Why does this matter? Because Anthropic is openly saying: “we have something far more powerful, but we’re releasing a weaker version because we need to test safety measures first.” That’s rare in an industry where everyone rushes to release. And it suggests that Mythos (or a Mythos-class model) will reach public distribution within months — after Opus 4.7 serves as a testing ground for safety filters.

Gizmodo put it aptly: “Anthropic Releases Claude Opus 4.7 to Remind Everyone How Great Mythos Is.”

Pricing

No changes: $5 input / $25 output per million tokens — identical to Opus 4.6. Available on Anthropic’s API, Amazon Bedrock, Google Cloud, and Azure.

Subscription plans (Claude Pro, Max) remain unchanged — Opus 4.7 replaces 4.6 as the default model.

My take

Opus 4.7 is a solid upgrade, not a revolution. The coding benchmark jumps are real and noticeable — the model is clearly better at hard tasks. 3× better vision is a big plus. Fewer tool-use errors are what every agent builder has been waiting for.

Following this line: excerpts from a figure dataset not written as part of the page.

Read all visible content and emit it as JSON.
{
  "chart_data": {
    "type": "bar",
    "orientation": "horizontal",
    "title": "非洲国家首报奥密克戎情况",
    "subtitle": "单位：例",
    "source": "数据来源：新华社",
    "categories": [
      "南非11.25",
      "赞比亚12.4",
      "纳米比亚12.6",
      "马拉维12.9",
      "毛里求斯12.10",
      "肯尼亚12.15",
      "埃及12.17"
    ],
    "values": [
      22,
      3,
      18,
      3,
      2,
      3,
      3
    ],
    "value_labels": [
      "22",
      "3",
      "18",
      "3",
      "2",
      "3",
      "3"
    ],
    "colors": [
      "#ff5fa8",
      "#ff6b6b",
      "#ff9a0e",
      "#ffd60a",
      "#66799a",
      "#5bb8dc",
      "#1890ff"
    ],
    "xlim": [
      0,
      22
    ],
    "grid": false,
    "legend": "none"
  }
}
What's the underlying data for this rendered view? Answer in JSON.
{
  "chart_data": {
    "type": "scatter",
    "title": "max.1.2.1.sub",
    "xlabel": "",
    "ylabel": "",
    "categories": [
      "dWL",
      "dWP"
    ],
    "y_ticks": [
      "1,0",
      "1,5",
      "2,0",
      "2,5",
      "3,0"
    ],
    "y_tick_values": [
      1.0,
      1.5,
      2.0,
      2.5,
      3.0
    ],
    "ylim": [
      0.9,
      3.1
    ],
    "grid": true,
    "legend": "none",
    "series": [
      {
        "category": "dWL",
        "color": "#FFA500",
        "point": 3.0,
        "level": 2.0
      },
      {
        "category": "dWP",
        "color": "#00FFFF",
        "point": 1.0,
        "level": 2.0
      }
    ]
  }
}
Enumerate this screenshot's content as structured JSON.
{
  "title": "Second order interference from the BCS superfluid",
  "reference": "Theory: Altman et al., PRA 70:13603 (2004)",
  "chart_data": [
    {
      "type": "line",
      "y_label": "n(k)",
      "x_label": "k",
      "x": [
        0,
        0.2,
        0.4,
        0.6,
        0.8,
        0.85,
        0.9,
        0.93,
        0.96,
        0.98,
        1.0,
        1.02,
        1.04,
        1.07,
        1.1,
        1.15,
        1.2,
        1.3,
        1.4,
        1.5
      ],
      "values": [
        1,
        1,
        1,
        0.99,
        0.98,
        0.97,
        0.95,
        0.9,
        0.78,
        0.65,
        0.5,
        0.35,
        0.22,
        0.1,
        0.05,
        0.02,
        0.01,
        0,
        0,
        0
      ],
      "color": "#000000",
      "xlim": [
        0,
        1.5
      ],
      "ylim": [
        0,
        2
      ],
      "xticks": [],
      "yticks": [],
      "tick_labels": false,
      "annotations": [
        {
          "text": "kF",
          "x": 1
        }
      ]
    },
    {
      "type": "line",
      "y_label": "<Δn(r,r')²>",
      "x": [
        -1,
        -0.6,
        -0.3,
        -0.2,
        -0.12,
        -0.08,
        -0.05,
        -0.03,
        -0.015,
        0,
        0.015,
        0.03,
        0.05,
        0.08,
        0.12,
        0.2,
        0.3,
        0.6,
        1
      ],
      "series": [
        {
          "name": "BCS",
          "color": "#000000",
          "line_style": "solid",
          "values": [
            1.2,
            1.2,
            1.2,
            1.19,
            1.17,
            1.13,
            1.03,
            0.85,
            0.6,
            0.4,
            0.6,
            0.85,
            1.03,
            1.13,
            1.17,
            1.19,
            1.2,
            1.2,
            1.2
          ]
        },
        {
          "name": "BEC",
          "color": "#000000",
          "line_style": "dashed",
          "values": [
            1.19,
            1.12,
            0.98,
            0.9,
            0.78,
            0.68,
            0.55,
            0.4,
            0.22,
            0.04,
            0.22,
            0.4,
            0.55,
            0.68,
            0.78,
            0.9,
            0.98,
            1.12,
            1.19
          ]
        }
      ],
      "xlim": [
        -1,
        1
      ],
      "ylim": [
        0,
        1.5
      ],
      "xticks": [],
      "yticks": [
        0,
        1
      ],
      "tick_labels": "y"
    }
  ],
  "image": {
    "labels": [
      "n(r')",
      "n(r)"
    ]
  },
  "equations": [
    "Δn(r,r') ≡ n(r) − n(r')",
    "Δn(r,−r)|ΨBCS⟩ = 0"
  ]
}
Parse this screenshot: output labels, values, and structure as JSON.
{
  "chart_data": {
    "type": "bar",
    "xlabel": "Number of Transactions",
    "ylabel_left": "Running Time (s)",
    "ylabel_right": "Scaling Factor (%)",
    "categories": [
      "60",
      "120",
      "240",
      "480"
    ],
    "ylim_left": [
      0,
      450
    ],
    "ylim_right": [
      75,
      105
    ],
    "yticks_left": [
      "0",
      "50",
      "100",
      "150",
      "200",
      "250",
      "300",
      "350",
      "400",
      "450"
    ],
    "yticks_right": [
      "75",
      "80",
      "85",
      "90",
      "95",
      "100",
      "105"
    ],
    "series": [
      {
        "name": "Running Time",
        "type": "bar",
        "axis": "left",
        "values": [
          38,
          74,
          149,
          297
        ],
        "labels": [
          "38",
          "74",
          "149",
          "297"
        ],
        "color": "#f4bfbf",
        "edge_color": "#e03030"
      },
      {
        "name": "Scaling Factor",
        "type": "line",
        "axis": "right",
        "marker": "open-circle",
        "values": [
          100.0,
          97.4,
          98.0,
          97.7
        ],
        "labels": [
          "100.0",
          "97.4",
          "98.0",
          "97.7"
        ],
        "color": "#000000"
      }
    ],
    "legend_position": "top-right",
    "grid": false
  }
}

But the real story is Mythos. Anthropic showed they have a model that beats everything on the market — and deliberately didn’t release it. This is a company that thinks about safety differently than OpenAI (release everything, fix later). Whether that’s good or bad depends on your perspective. But the fact remains: Anthropic is sitting on something we haven’t seen yet.

For today: if you use Claude — the update is free and worth it. If you don’t — Opus 4.7 is a good moment to try.

Sources: Anthropic (anthropic.com) — official Opus 4.7 announcement. Benchmarks: SWE-bench Pro, CursorBench, no-tool vision. Industry reactions: VentureBeat, CNBC, Axios, Gizmodo, 9to5Mac, The Decoder, CodeRabbit. As of April 16, 2026.